Atau malah mungkin ini adalah Qadar: Allah tidak memperkenankan kami menang kali ini demi pertimbangan jangka agak panjang, yang menyangkut psikologi kami serta posisi kesebelasan desa kami dalam konstelasi Tarkam. Padahal secara qadla kami sudah ditulis lebih unggul di lembar kesekian Kitab Lauhul Mahfudh.
Allah sedang demo. Minimal dengan tiga orasi. Pertama, Apa yang kamu hindari dan tak kau sukai, mungkin malah itu yang baik bagimu. Dan sesuatu yang kau inginkan karena kau sukai, bisa jadi itu buruk bagimu.
Kedua, Allah memberi rezeki melalui cara dan jalan yang kau tak bisa perhitungkan. Mungkin kesulitan memasukkan gol sampai senja meremang ini adalah rezeki, yang besok atau lusa baru kami ketahui maknanya.

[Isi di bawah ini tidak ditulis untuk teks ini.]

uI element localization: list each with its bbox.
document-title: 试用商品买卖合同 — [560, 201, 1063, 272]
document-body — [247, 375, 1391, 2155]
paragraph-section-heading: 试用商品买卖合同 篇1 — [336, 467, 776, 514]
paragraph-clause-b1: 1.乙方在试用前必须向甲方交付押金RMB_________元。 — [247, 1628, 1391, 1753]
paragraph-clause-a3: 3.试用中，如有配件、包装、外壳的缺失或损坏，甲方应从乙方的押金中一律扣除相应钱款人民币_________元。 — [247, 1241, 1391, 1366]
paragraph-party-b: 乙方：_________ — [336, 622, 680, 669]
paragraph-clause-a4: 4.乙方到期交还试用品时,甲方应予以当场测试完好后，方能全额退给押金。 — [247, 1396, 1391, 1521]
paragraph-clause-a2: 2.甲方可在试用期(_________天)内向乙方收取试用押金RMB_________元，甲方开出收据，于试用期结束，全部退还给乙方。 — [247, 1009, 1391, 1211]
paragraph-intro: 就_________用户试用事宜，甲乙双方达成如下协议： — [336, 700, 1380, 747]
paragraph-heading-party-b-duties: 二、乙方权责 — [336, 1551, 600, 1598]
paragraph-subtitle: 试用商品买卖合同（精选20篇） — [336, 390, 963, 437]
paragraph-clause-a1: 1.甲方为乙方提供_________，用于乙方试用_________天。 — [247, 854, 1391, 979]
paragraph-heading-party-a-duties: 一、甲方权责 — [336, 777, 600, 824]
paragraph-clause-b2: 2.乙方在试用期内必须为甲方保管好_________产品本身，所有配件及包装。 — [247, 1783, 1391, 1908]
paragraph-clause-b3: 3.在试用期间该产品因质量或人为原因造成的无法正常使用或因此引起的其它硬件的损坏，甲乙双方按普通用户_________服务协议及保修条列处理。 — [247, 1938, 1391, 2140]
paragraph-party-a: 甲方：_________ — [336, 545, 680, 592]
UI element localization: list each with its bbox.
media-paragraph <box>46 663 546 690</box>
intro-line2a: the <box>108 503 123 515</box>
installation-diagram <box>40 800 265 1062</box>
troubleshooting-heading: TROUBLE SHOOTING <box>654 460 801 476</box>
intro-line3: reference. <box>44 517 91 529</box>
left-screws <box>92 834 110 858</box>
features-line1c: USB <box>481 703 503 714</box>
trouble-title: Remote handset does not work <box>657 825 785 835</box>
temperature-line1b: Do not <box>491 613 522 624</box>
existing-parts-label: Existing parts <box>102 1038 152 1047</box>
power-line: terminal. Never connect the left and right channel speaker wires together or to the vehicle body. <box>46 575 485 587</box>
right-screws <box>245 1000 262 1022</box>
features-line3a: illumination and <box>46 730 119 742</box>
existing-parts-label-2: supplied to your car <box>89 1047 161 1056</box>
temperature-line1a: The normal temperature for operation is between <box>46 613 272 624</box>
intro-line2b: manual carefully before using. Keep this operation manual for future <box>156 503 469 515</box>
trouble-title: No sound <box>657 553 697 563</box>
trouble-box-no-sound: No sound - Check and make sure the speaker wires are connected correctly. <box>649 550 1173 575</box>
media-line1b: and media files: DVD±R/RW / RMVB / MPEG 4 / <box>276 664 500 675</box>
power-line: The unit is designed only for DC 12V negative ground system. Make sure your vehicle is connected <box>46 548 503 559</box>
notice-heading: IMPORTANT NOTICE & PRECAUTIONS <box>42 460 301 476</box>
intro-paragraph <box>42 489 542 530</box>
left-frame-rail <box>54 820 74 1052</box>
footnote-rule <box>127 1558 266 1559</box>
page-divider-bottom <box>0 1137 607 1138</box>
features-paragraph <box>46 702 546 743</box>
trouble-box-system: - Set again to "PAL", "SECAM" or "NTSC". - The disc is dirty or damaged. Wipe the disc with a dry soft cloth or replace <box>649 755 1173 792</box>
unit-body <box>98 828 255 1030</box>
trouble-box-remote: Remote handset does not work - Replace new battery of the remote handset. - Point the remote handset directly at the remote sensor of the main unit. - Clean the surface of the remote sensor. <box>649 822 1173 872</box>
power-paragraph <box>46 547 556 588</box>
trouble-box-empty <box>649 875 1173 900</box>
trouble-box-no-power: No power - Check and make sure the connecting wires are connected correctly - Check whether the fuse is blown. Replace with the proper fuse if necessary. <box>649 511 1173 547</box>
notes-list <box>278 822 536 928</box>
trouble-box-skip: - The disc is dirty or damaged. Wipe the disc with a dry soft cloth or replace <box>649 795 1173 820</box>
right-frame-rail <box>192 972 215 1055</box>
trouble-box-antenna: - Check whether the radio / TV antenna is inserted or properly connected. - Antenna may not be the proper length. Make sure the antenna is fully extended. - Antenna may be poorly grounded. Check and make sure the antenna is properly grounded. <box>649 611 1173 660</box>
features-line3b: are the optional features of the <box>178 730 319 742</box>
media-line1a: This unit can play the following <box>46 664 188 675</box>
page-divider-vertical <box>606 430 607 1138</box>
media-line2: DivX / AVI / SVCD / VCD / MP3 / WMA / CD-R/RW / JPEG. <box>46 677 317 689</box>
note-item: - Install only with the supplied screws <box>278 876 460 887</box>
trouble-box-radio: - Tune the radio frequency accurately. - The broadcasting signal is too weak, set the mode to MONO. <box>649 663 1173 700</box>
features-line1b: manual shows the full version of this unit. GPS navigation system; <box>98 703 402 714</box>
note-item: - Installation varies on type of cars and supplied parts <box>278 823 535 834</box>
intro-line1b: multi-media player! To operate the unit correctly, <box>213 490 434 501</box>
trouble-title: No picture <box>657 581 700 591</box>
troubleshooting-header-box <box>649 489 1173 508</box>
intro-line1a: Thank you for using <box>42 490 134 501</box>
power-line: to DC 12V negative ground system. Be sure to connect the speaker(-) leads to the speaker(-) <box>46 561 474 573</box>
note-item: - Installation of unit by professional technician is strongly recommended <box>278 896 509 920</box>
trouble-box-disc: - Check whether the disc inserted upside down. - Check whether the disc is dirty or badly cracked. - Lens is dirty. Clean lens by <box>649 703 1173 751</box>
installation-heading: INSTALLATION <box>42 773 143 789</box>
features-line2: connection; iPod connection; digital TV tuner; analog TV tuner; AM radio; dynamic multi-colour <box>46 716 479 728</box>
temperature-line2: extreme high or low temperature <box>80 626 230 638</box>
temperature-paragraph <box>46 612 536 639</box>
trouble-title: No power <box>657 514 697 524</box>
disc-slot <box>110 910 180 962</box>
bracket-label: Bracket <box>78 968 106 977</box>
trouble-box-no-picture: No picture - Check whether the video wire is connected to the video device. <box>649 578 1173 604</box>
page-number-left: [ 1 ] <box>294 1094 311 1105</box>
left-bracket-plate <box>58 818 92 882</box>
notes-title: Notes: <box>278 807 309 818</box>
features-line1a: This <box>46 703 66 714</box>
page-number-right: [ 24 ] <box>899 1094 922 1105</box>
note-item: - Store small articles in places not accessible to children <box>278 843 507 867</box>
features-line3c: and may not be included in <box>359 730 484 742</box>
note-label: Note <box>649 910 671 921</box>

Dan ketiga, Sesungguhnya Allah berkuasa atas segala sesuatu. Barang siapa menolak ketetapan-Ku, silakan mencari bumi atau tempat lain yang bukan Milik-Ku. Nah Lu. Mampus kami.
Akhirnya kapten kesebelasan kami mengambil keputusan yang aneh, radikal dan anarkis. Mohon menjadi referensi dulu bahwa di tahun 1960-an bola sepak ada bagian luar dan bagian dalamnya yang harus dipompa dulu. Kemudian belalai tempat masuknya udara dilipat, dimasukkan ke dalam semacam mulut di bulatan luar. Sesudah masuk, harus ditali seperti mengikat tali sepatu. Jadi ada bagian dari bulatan bola yang menonjol, sakit kalau ditendang, dan mulut itu bagian terlemah dari tekanan.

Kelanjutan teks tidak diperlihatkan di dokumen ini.